House Agriculture Committee Chairman Mike Conaway, R-Texas, has long backed the meat industry's call for repeal.
"Although some consumers desire (country-of-origin labeling) information, there is no evidence to conclude that this mandatory labeling translates into market-measurable increases in consumer demand for beef, pork or chicken," Conaway said on the House floor.
House Speaker John Boehner, R-Ohio, said after the vote that the last thing American farmers need "is for Congress to sit idly by as international bureaucrats seek to punish them through retaliatory trade policies that could devastate agriculture as well as other industries."
The bill would go beyond just the muscle cuts of red meat that were covered under the WTO case, also repealing country-of-origin labeling for poultry, ground beef and ground pork. The chicken industry has said the labeling doesn't make much sense for poultry farmers because the majority of chicken consumed in the United States is hatched, raised and processed in the United States.
The legislation would leave in place country-of-origin labeling requirements for several other commodities, including lamb, venison, seafood, fruits and vegetables and some nuts.
Canada and Mexico have opposed the labeling because it causes their animals to be segregated from those of U.S. origin — a costly process that has forced some U.S. companies to stop buying exports.
The two countries have said that if they are allowed by the WTO, they may impose retaliatory measures such as tariffs against a variety of U.S. imports. Their list includes food items like beef, pork, cheese, corn, cherries, maple syrup, chocolate and pasta, plus non-agricultural goods such as mattresses, wooden furniture and jewelry. The retaliatory measures could cost the United States more than $3 billion, the countries said.

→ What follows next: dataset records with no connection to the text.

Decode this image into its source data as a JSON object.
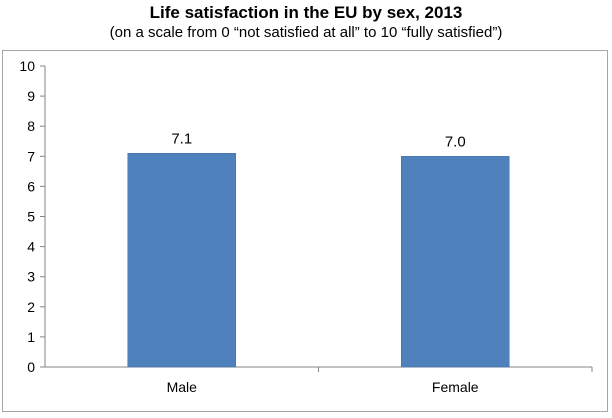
{
  "chart_data": {
    "type": "bar",
    "title": "Life satisfaction in the EU by sex, 2013",
    "subtitle": "(on a scale from 0 “not satisfied at all” to 10 “fully satisfied”)",
    "categories": [
      "Male",
      "Female"
    ],
    "values": [
      7.1,
      7.0
    ],
    "value_labels": [
      "7.1",
      "7.0"
    ],
    "xlabel": "",
    "ylabel": "",
    "ylim": [
      0,
      10
    ],
    "yticks": [
      "0",
      "1",
      "2",
      "3",
      "4",
      "5",
      "6",
      "7",
      "8",
      "9",
      "10"
    ],
    "grid": false,
    "bar_color": "#4f81bd"
  }
}
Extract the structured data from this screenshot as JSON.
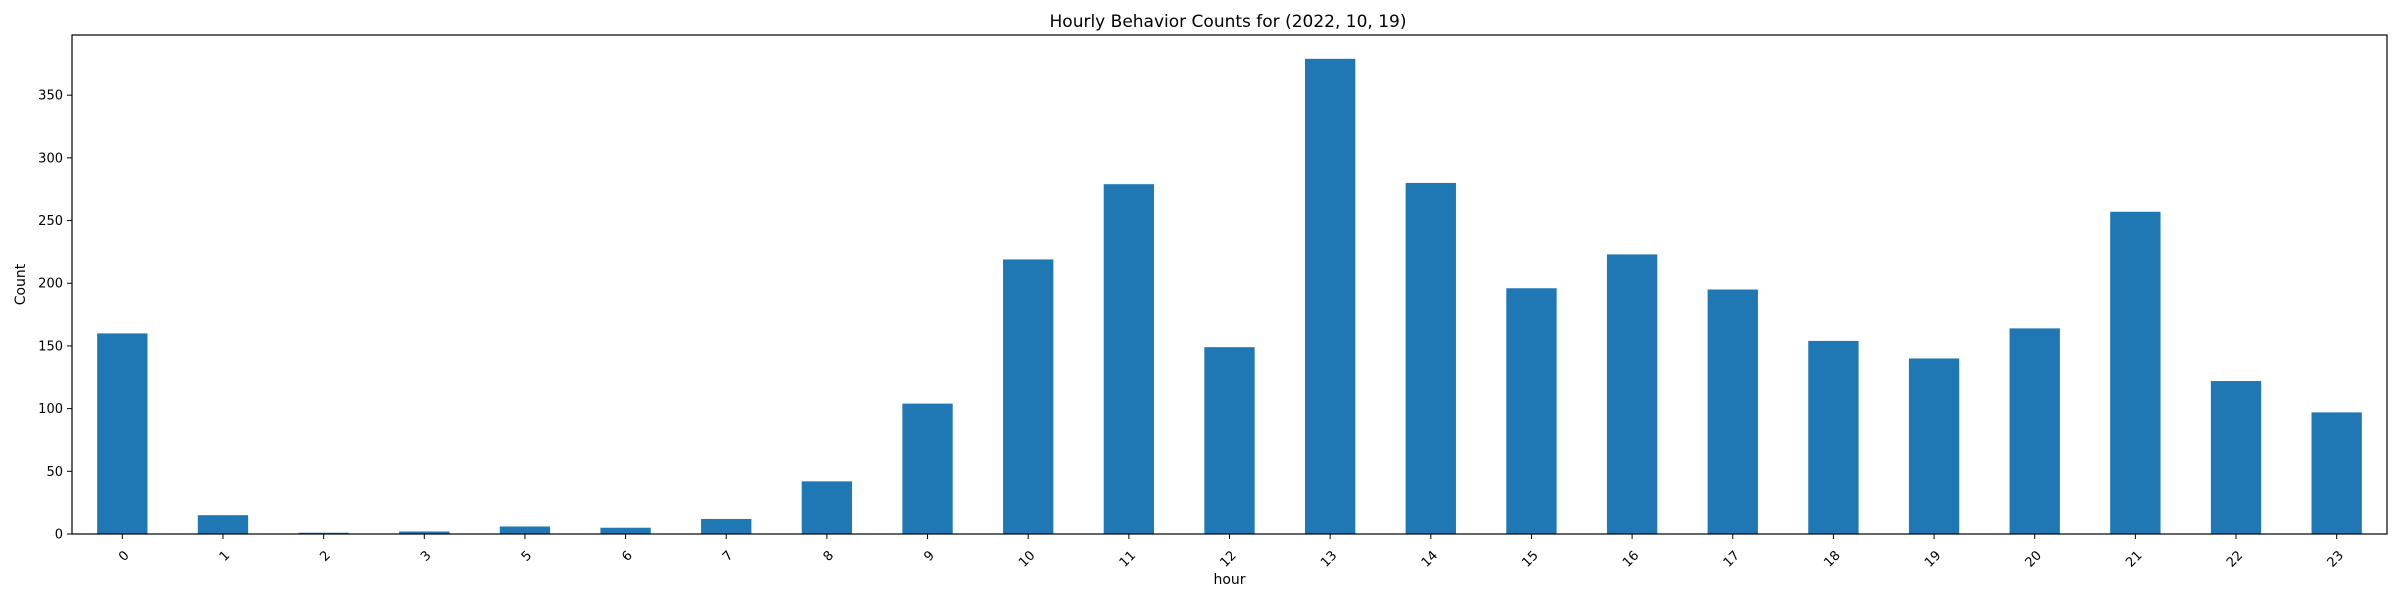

Congress required the labels in 2002 and 2008 farm laws. The original labels created by USDA were less specific, saying a product was a "product of U.S." or "product of U.S. and Canada." The WTO rejected those labels in 2012, and USDA tried again with the more detailed labels a year later. The WTO rejected those revised rules last year, and the United States filed one last appeal, rejected in May by the WTO.
On the Senate side, Senate Agriculture Committee Chairman Pat Roberts of Kansas also has said he will move quickly to respond to the WTO ruling, but he has yet to introduce a bill.
After the House vote, Roberts said repeal "remains the surest way to protect the American economy" from retaliatory tariffs.
"We can sit here and let this happen," Roberts said. "Or we can move. Let's get a move on."